The Glowing Man
7.5
The Glowing Man

Album de Swans (2016)

Prêtre, prieur, Chaman, druide, sorcier, magicien, bokor, nécromancien, enchanteur...L'homme ou peut être était-ce une femme enfin plutôt la chose qui y faisait penser s'avança dans la lumière noire...oui une chose...Ses pieds nus semblaient rentrer dans la terre quand elle marchait un peu comme si elle eut fait corps avec les éléments. Son pas était lent mais plein, d'une constance métronomique car elle balançait légèrement de droite à gauche. Son corps glabre, aride comme un désert de sel, noueux, paraissait fait de bois, un bois imputrescible durci par les flammes de plusieurs vies, par un Soleil au rougeoiement affreux, insupportable. Ses membres étaient décharnés mais ils semblaient faits pour durer des éons. Comment des jambes aussi minces et frêles d'apparence pouvaient-elles soutenir ce tronc massif et tendu, lui même soutenant une tête qui souriait comme seul sait sourire un démon malsain. C'était si étrange de voir ce crâne qui oscillait en cadence. Sur le visage apparaissaient des dessins, sortes de signes cabalistiques qui clignotaient en fonction des variations de la lumière noire, du déplacement. Personnage hideux, presque beau dans sa tristesse solitaire... tout en lui évoquait la gangrène, la pourriture qui gagne toutes les choses, préalable incontournable à la poussière, atomes noyés dans l'Univers. Tic tac, tic tac, tic tac... la créature ni homme, ni femme balançait mollement avec une sorte de tendresse, une espèce de gentillesse...je viens...j'arrive...Aucun son...Rien !...un silence irréel régnait sur le tableau morbide ou, à peine perceptible, le chuintement issu du déplacement, du glissement, résonnait dans l'air.

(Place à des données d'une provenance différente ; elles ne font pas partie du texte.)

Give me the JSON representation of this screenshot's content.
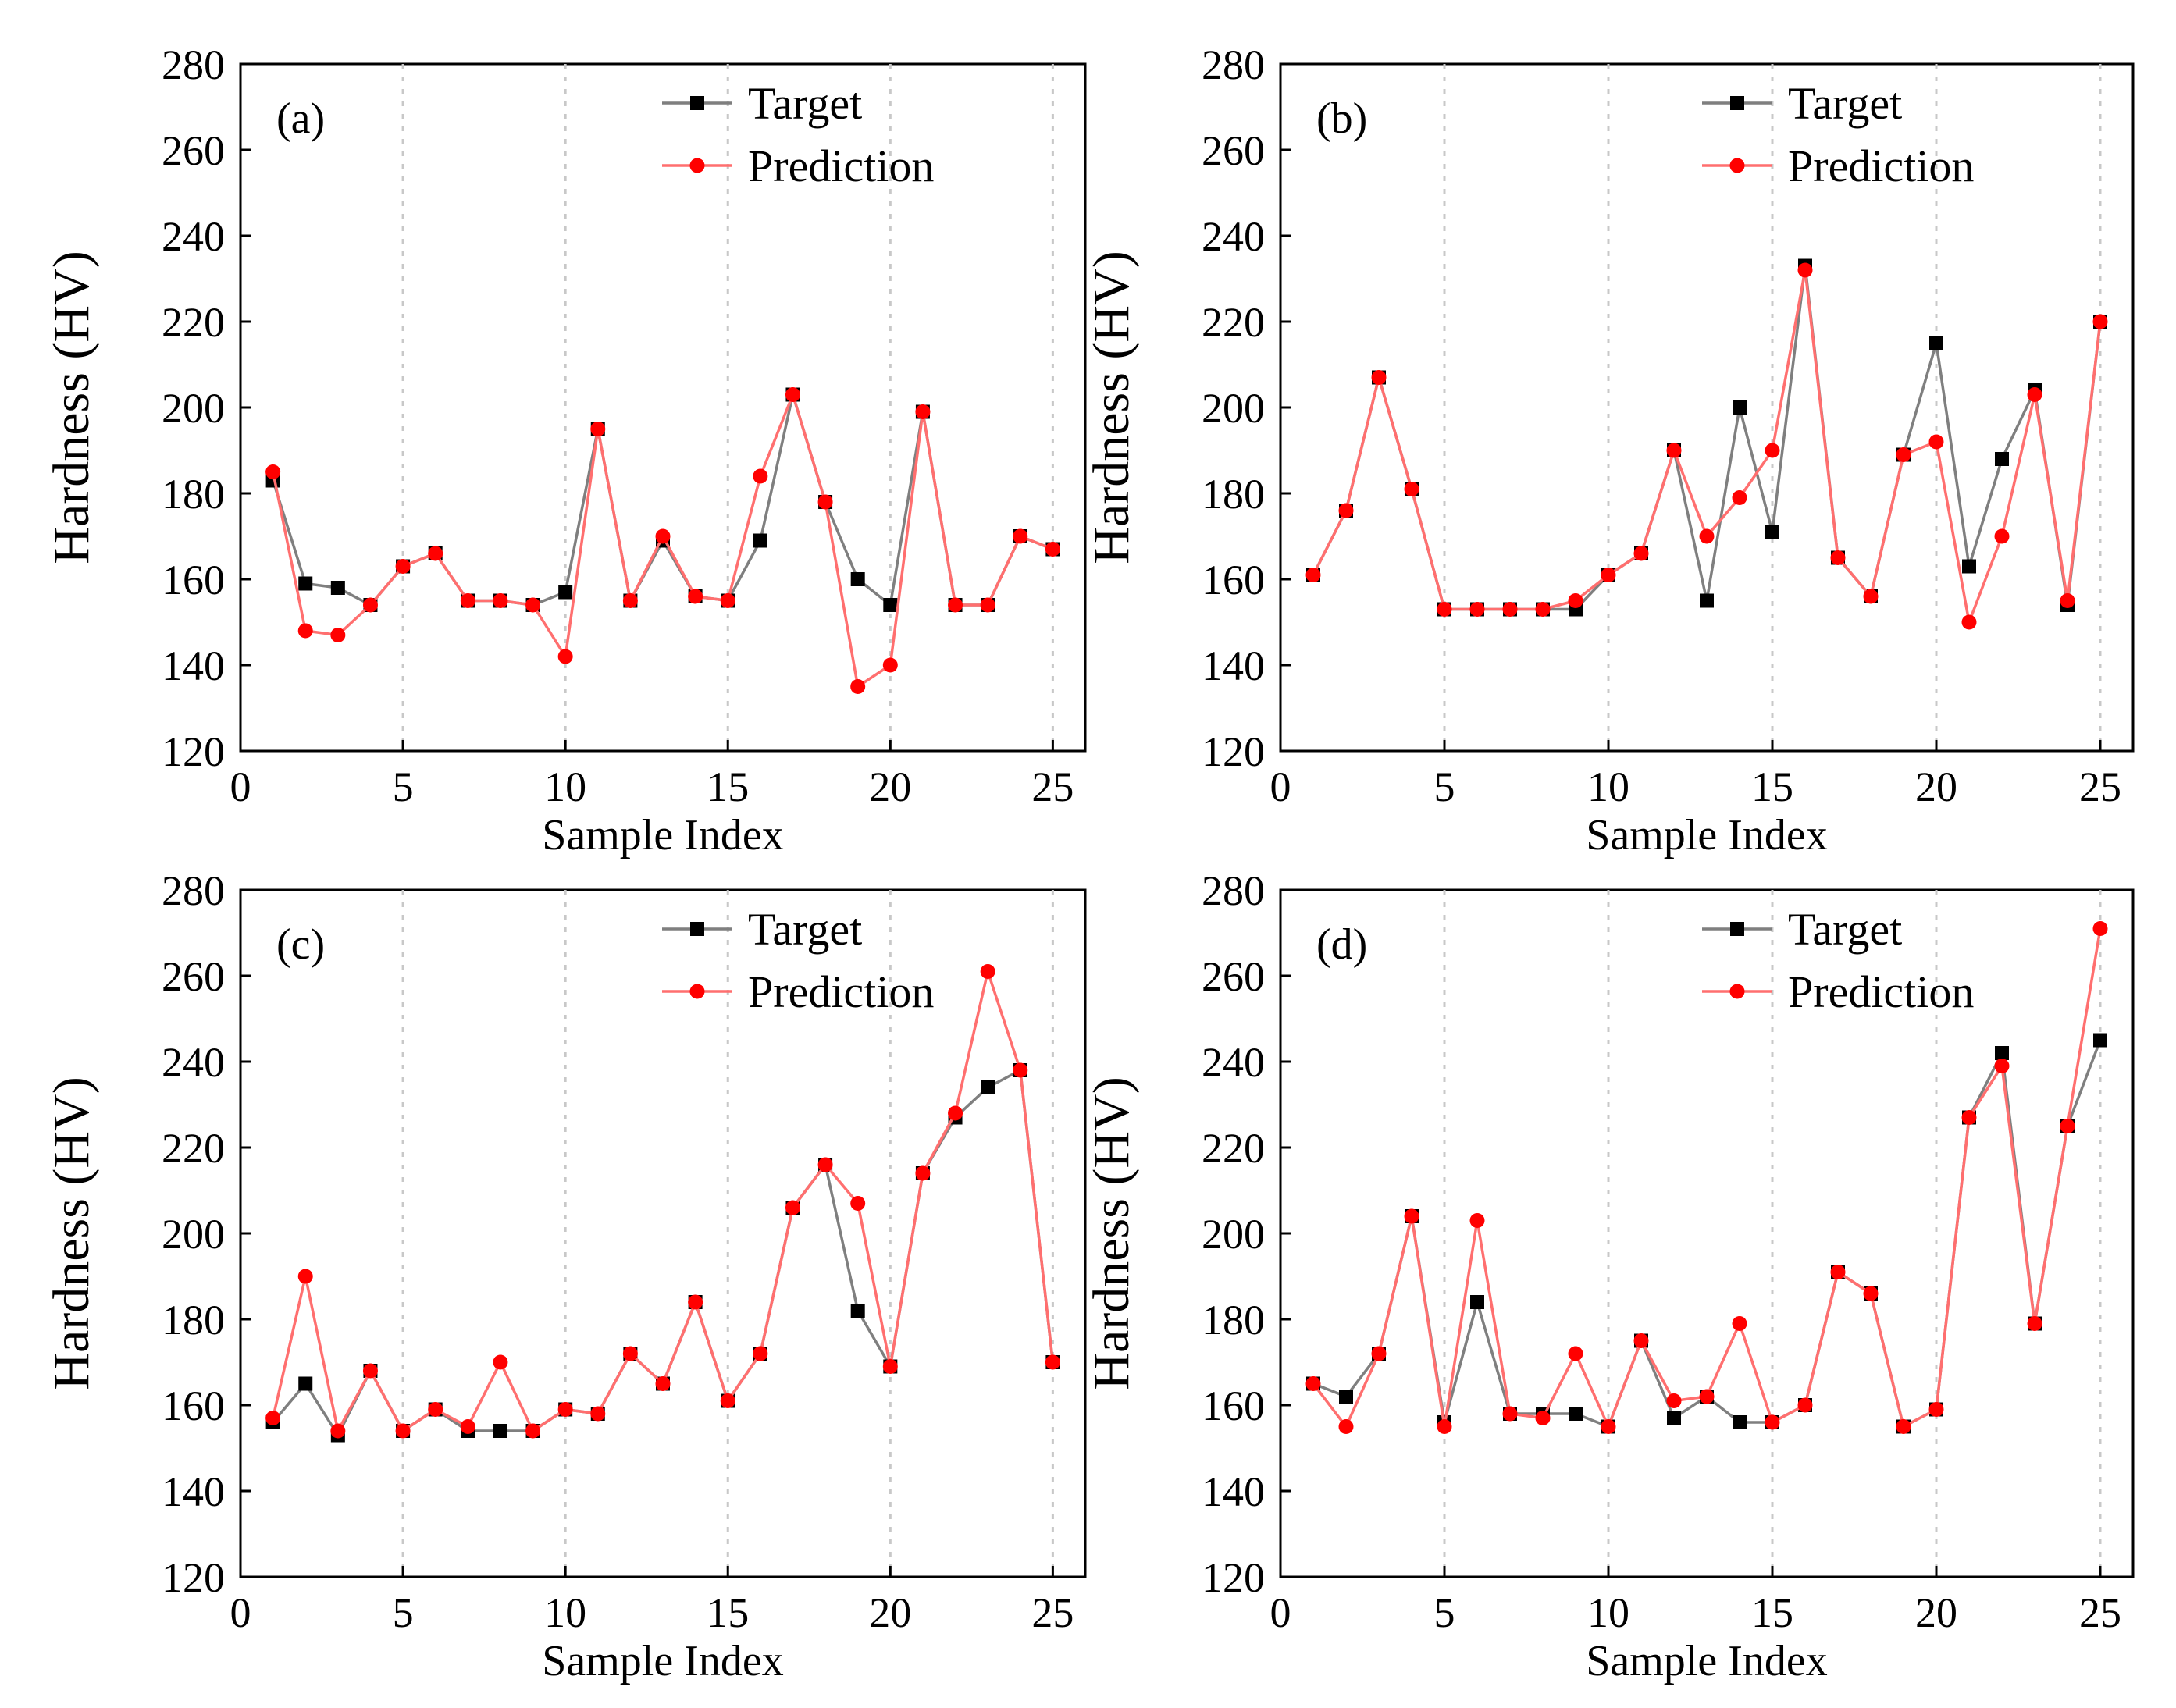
{
  "panels": [
    {
      "label": "(a)",
      "chart_data": {
        "type": "line",
        "xlabel": "Sample Index",
        "ylabel": "Hardness (HV)",
        "xlim": [
          0,
          26
        ],
        "ylim": [
          120,
          280
        ],
        "xticks": [
          0,
          5,
          10,
          15,
          20,
          25
        ],
        "yticks": [
          120,
          140,
          160,
          180,
          200,
          220,
          240,
          260,
          280
        ],
        "grid": "vertical dotted at 5, 10, 15, 20, 25",
        "legend_position": "top-right",
        "x": [
          1,
          2,
          3,
          4,
          5,
          6,
          7,
          8,
          9,
          10,
          11,
          12,
          13,
          14,
          15,
          16,
          17,
          18,
          19,
          20,
          21,
          22,
          23,
          24,
          25
        ],
        "series": [
          {
            "name": "Target",
            "color": "#000000",
            "marker": "square",
            "line_color": "#7f7f7f",
            "values": [
              183,
              159,
              158,
              154,
              163,
              166,
              155,
              155,
              154,
              157,
              195,
              155,
              169,
              156,
              155,
              169,
              203,
              178,
              160,
              154,
              199,
              154,
              154,
              170,
              167
            ]
          },
          {
            "name": "Prediction",
            "color": "#ff0000",
            "marker": "circle",
            "line_color": "#ff6f6f",
            "values": [
              185,
              148,
              147,
              154,
              163,
              166,
              155,
              155,
              154,
              142,
              195,
              155,
              170,
              156,
              155,
              184,
              203,
              178,
              135,
              140,
              199,
              154,
              154,
              170,
              167
            ]
          }
        ]
      }
    },
    {
      "label": "(b)",
      "chart_data": {
        "type": "line",
        "xlabel": "Sample Index",
        "ylabel": "Hardness (HV)",
        "xlim": [
          0,
          26
        ],
        "ylim": [
          120,
          280
        ],
        "xticks": [
          0,
          5,
          10,
          15,
          20,
          25
        ],
        "yticks": [
          120,
          140,
          160,
          180,
          200,
          220,
          240,
          260,
          280
        ],
        "grid": "vertical dotted at 5, 10, 15, 20, 25",
        "legend_position": "top-right",
        "x": [
          1,
          2,
          3,
          4,
          5,
          6,
          7,
          8,
          9,
          10,
          11,
          12,
          13,
          14,
          15,
          16,
          17,
          18,
          19,
          20,
          21,
          22,
          23,
          24,
          25
        ],
        "series": [
          {
            "name": "Target",
            "color": "#000000",
            "marker": "square",
            "line_color": "#7f7f7f",
            "values": [
              161,
              176,
              207,
              181,
              153,
              153,
              153,
              153,
              153,
              161,
              166,
              190,
              155,
              200,
              171,
              233,
              165,
              156,
              189,
              215,
              163,
              188,
              204,
              154,
              220
            ]
          },
          {
            "name": "Prediction",
            "color": "#ff0000",
            "marker": "circle",
            "line_color": "#ff6f6f",
            "values": [
              161,
              176,
              207,
              181,
              153,
              153,
              153,
              153,
              155,
              161,
              166,
              190,
              170,
              179,
              190,
              232,
              165,
              156,
              189,
              192,
              150,
              170,
              203,
              155,
              220
            ]
          }
        ]
      }
    },
    {
      "label": "(c)",
      "chart_data": {
        "type": "line",
        "xlabel": "Sample Index",
        "ylabel": "Hardness (HV)",
        "xlim": [
          0,
          26
        ],
        "ylim": [
          120,
          280
        ],
        "xticks": [
          0,
          5,
          10,
          15,
          20,
          25
        ],
        "yticks": [
          120,
          140,
          160,
          180,
          200,
          220,
          240,
          260,
          280
        ],
        "grid": "vertical dotted at 5, 10, 15, 20, 25",
        "legend_position": "top-right",
        "x": [
          1,
          2,
          3,
          4,
          5,
          6,
          7,
          8,
          9,
          10,
          11,
          12,
          13,
          14,
          15,
          16,
          17,
          18,
          19,
          20,
          21,
          22,
          23,
          24,
          25
        ],
        "series": [
          {
            "name": "Target",
            "color": "#000000",
            "marker": "square",
            "line_color": "#7f7f7f",
            "values": [
              156,
              165,
              153,
              168,
              154,
              159,
              154,
              154,
              154,
              159,
              158,
              172,
              165,
              184,
              161,
              172,
              206,
              216,
              182,
              169,
              214,
              227,
              234,
              238,
              170
            ]
          },
          {
            "name": "Prediction",
            "color": "#ff0000",
            "marker": "circle",
            "line_color": "#ff6f6f",
            "values": [
              157,
              190,
              154,
              168,
              154,
              159,
              155,
              170,
              154,
              159,
              158,
              172,
              165,
              184,
              161,
              172,
              206,
              216,
              207,
              169,
              214,
              228,
              261,
              238,
              170
            ]
          }
        ]
      }
    },
    {
      "label": "(d)",
      "chart_data": {
        "type": "line",
        "xlabel": "Sample Index",
        "ylabel": "Hardness (HV)",
        "xlim": [
          0,
          26
        ],
        "ylim": [
          120,
          280
        ],
        "xticks": [
          0,
          5,
          10,
          15,
          20,
          25
        ],
        "yticks": [
          120,
          140,
          160,
          180,
          200,
          220,
          240,
          260,
          280
        ],
        "grid": "vertical dotted at 5, 10, 15, 20, 25",
        "legend_position": "top-right",
        "x": [
          1,
          2,
          3,
          4,
          5,
          6,
          7,
          8,
          9,
          10,
          11,
          12,
          13,
          14,
          15,
          16,
          17,
          18,
          19,
          20,
          21,
          22,
          23,
          24,
          25
        ],
        "series": [
          {
            "name": "Target",
            "color": "#000000",
            "marker": "square",
            "line_color": "#7f7f7f",
            "values": [
              165,
              162,
              172,
              204,
              156,
              184,
              158,
              158,
              158,
              155,
              175,
              157,
              162,
              156,
              156,
              160,
              191,
              186,
              155,
              159,
              227,
              242,
              179,
              225,
              245
            ]
          },
          {
            "name": "Prediction",
            "color": "#ff0000",
            "marker": "circle",
            "line_color": "#ff6f6f",
            "values": [
              165,
              155,
              172,
              204,
              155,
              203,
              158,
              157,
              172,
              155,
              175,
              161,
              162,
              179,
              156,
              160,
              191,
              186,
              155,
              159,
              227,
              239,
              179,
              225,
              271
            ]
          }
        ]
      }
    }
  ]
}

Un brouillard laiteux, nauséeux allait bientôt s'estomper. Au loin sur la chaîne montagneuse qui s'étirait comme une longue échine de dragon il n’en restait plus du tout. Sur la plaine où évoluait le marcheur fantôme la nuit opaline se liquéfiait. De place en place la surface trouble d'un marécage couvert d’une oseraie pauvre ou verdi maladroitement d'ajoncs malingres ; à l’horizon, au dessus des montagnes, par delà les cimes enchanteresses et inquiétantes la lumière de la nuit noire parsemée d'étoiles brasillait. La scène recelait une splendeur merveilleuse. Nuit noire aux dents terribles pour dévorer les sommets, les dissoudre et encore plus haut l'univers immense flamboyant et miroitant comme incendié par le chant de la voie lactée.

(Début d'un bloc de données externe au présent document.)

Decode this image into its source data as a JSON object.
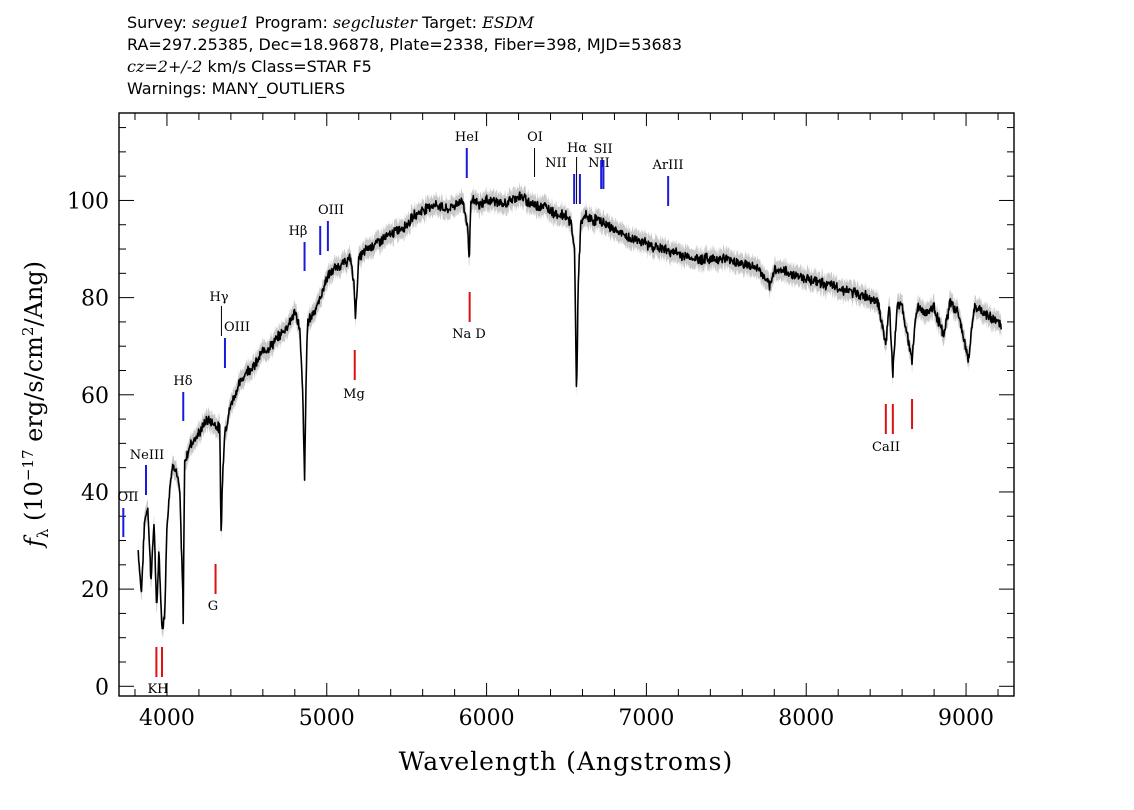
{
  "header": {
    "survey_label": "Survey:",
    "survey": "segue1",
    "program_label": "Program:",
    "program": "segcluster",
    "target_label": "Target:",
    "target": "ESDM",
    "line2": "RA=297.25385, Dec=18.96878, Plate=2338, Fiber=398, MJD=53683",
    "cz": "cz=2+/-2",
    "line3_rest": " km/s Class=STAR F5",
    "line4": "Warnings: MANY_OUTLIERS"
  },
  "chart_data": {
    "type": "line",
    "xlabel": "Wavelength (Angstroms)",
    "ylabel": "fλ (10^-17 erg/s/cm^2/Ang)",
    "xlim": [
      3700,
      9300
    ],
    "ylim": [
      -2,
      118
    ],
    "xticks": [
      4000,
      5000,
      6000,
      7000,
      8000,
      9000
    ],
    "yticks": [
      0,
      20,
      40,
      60,
      80,
      100
    ],
    "series": [
      {
        "style": "black flux line with grey error band",
        "x": [
          3820,
          3840,
          3860,
          3880,
          3900,
          3920,
          3935,
          3950,
          3968,
          3985,
          4000,
          4020,
          4040,
          4060,
          4080,
          4100,
          4102,
          4110,
          4130,
          4150,
          4200,
          4250,
          4300,
          4330,
          4340,
          4345,
          4360,
          4380,
          4400,
          4450,
          4500,
          4550,
          4600,
          4650,
          4700,
          4750,
          4800,
          4830,
          4850,
          4861,
          4870,
          4880,
          4900,
          4950,
          5000,
          5050,
          5100,
          5150,
          5172,
          5180,
          5200,
          5250,
          5300,
          5350,
          5400,
          5450,
          5500,
          5550,
          5600,
          5650,
          5700,
          5750,
          5800,
          5850,
          5880,
          5892,
          5900,
          5920,
          5950,
          6000,
          6050,
          6100,
          6150,
          6200,
          6250,
          6300,
          6350,
          6400,
          6450,
          6500,
          6530,
          6550,
          6563,
          6575,
          6590,
          6620,
          6650,
          6700,
          6750,
          6800,
          6850,
          6900,
          6950,
          7000,
          7100,
          7200,
          7300,
          7400,
          7500,
          7600,
          7700,
          7777,
          7800,
          7900,
          8000,
          8100,
          8200,
          8300,
          8400,
          8450,
          8498,
          8520,
          8542,
          8570,
          8600,
          8662,
          8690,
          8750,
          8800,
          8860,
          8900,
          8950,
          9015,
          9050,
          9100,
          9150,
          9200,
          9220
        ],
        "y": [
          28,
          19,
          34,
          37,
          22,
          34,
          15,
          28,
          12,
          14,
          33,
          42,
          46,
          44,
          40,
          18,
          13,
          46,
          48,
          50,
          52,
          55,
          54,
          53,
          30,
          40,
          52,
          55,
          58,
          62,
          65,
          66,
          69,
          70,
          72,
          74,
          77,
          74,
          60,
          42,
          62,
          75,
          76,
          79,
          84,
          86,
          87,
          88,
          82,
          76,
          88,
          90,
          91,
          92,
          93,
          94,
          95,
          97,
          98,
          99,
          99,
          98,
          99,
          100,
          95,
          88,
          99,
          100,
          99,
          100,
          100,
          99,
          100,
          101,
          100,
          99,
          99,
          98,
          97,
          97,
          95,
          90,
          60,
          85,
          95,
          97,
          96,
          96,
          95,
          94,
          93,
          92,
          92,
          91,
          90,
          89,
          88,
          88,
          88,
          87,
          86,
          82,
          86,
          85,
          84,
          83,
          82,
          81,
          80,
          79,
          70,
          79,
          64,
          79,
          78,
          67,
          78,
          77,
          78,
          72,
          79,
          77,
          67,
          78,
          77,
          76,
          75,
          74
        ],
        "error_band": 2
      }
    ],
    "line_markers": {
      "emission": [
        {
          "label": "OII",
          "x": 3727
        },
        {
          "label": "NeIII",
          "x": 3869
        },
        {
          "label": "Hδ",
          "x": 4102
        },
        {
          "label": "Hγ",
          "x": 4341
        },
        {
          "label": "OIII",
          "x": 4363
        },
        {
          "label": "Hβ",
          "x": 4861
        },
        {
          "label": "OIII",
          "x": 4959
        },
        {
          "label": "OIII",
          "x": 5007
        },
        {
          "label": "HeI",
          "x": 5876
        },
        {
          "label": "OI",
          "x": 6300
        },
        {
          "label": "NII",
          "x": 6548
        },
        {
          "label": "Hα",
          "x": 6563
        },
        {
          "label": "NII",
          "x": 6584
        },
        {
          "label": "SII",
          "x": 6717
        },
        {
          "label": "SII",
          "x": 6731
        },
        {
          "label": "ArIII",
          "x": 7136
        }
      ],
      "absorption": [
        {
          "label": "K",
          "x": 3934
        },
        {
          "label": "H",
          "x": 3969
        },
        {
          "label": "G",
          "x": 4304
        },
        {
          "label": "Mg",
          "x": 5175
        },
        {
          "label": "Na D",
          "x": 5894
        },
        {
          "label": "CaII",
          "x": 8498
        },
        {
          "label": "CaII",
          "x": 8542
        },
        {
          "label": "CaII",
          "x": 8662
        }
      ],
      "colors": {
        "emission": "#1a1adc",
        "absorption": "#dd1111",
        "sky": "#000000"
      }
    }
  }
}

L'Homme marcha des heures, des jours, des semaines...quelle importance...cela faisait des siècles qu'il errait...et jamais le Soleil ne se montrait. La nuit était permanente d'une beauté à couper le souffle de tout être conscient. Lentement, il gagna les montagnes et grimpa grimpa, cherchant la plus haute des cimes. Le froid, la neige, le vent, rien de tout cela n'existait, il était vide, ne sentait rien. Sa trace dans la neige profonde sinuait lamentablement, interminablement. On ne voyait nul bête, nul oiseau qui aurait pu faire naitre un espoir fugace, il n'y avait plus rien. Enfin au bout de son périple debout sur un bloc de pierre du pic le plus élevé il cala ses pauvres jambes. Le paysage de l'immensité du Monde qui se déroulait devant lui, la vastitude du ciel confirmaient sa misère...risible... Lentement avec grâce et application il leva sa tête vers le ciel noir, ses yeux regardaient, scrutaient les astres comme à la recherche de quelque chose. Il resta ainsi longtemps, tournant sur lui même dans toutes les directions, ses yeux coulaient car il ne cillait pas tellement concentré par son exploration...et puis à bout de larmes, harassé, vaincu il tendit les bras, ouvrit une large bouche, et hurla.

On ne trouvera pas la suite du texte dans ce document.